Pour into a well-greased 10 inch loaf pan. Use a spatula for this. To get a nice, smooth top to your bread, dip the back of the spatula in water, then spread out and smooth out the dough. If the dough begins to stick to the spatula, dip it in the water again and repeat as needed until the top is smooth. Allow the dough to rise for 45 minutes or until doubled.*

*I put my bread in the microwave to rise believe it or not. I take a mug (like one I would use for my morning coffee) and fill it with water. Then, I put it in the microwave for a few minutes until it’s nice and hot. I move the mug into a corner of the microwave and stick my loaf pan in there and set the microwave timer for 45 minutes.

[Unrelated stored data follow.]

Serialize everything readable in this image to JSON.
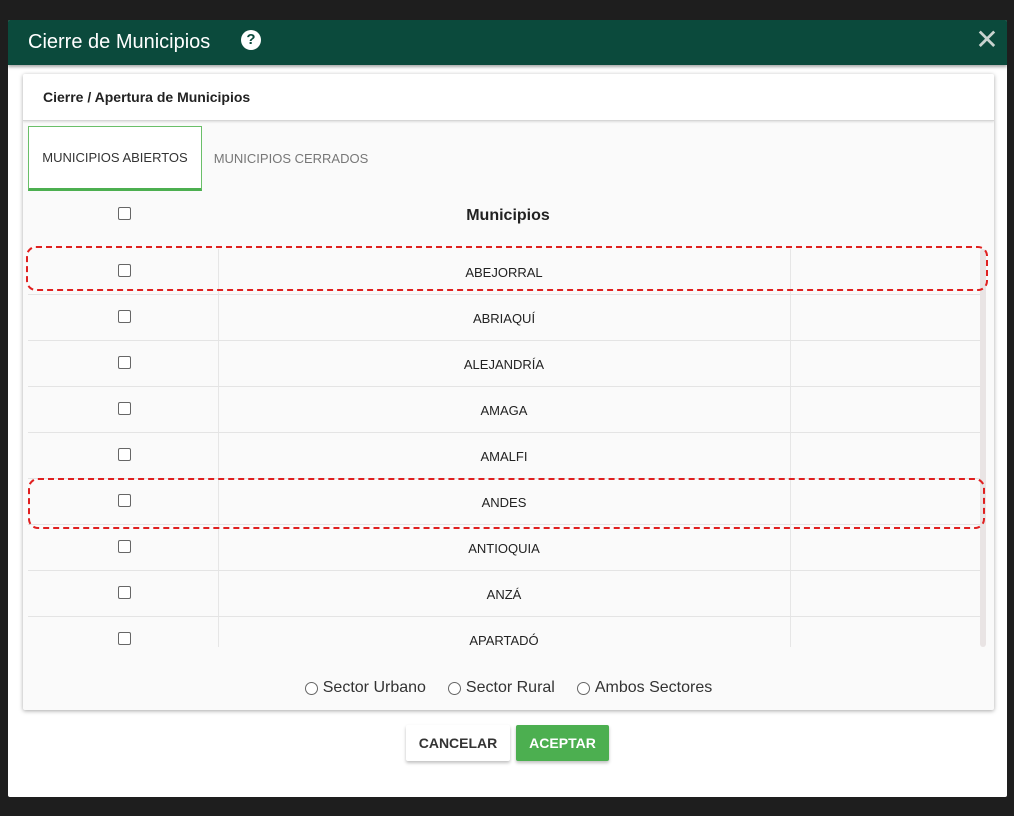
{
  "modal": {
    "title": "Cierre de Municipios",
    "help_icon": "?",
    "close_icon": "✕"
  },
  "card": {
    "title": "Cierre / Apertura de Municipios"
  },
  "tabs": [
    {
      "label": "MUNICIPIOS ABIERTOS",
      "active": true
    },
    {
      "label": "MUNICIPIOS CERRADOS",
      "active": false
    }
  ],
  "table": {
    "column_header": "Municipios",
    "rows": [
      "ABEJORRAL",
      "ABRIAQUÍ",
      "ALEJANDRÍA",
      "AMAGA",
      "AMALFI",
      "ANDES",
      "ANTIOQUIA",
      "ANZÁ",
      "APARTADÓ"
    ],
    "highlighted_rows": [
      "ABEJORRAL",
      "ANDES"
    ]
  },
  "sectors": [
    {
      "label": "Sector Urbano"
    },
    {
      "label": "Sector Rural"
    },
    {
      "label": "Ambos Sectores"
    }
  ],
  "buttons": {
    "cancel": "CANCELAR",
    "accept": "ACEPTAR"
  },
  "colors": {
    "header_bg": "#0b4a3c",
    "accent_green": "#4caf50",
    "highlight_red": "#e02020"
  }
}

The steam from the hot water helps to create and warm, moist environment, which is just what the dough needs to rise properly.**

**Please make sure you DO NOT turn on your microwave while the bread is rising, especially if you are using a metal pan as that could be very dangerous! Be sure that everyone in your house knows that you have  bread rising in there and that the microwave is out of commission for the next 45 minutes.

While the bread is rising, preheat the oven to 350 °F.  Once the loaf has doubled in size, place it in the oven and bake it for 45 minutes or until done. Remove from pan and allow to cool fully before cutting. Store in a sealed plastic bag. It will stay fresh on the counter for a 2-3 days (although it may start to get a bit on the crumbly side) or in the refrigerator for up to a week. It’s usually gone within a few days at our house though!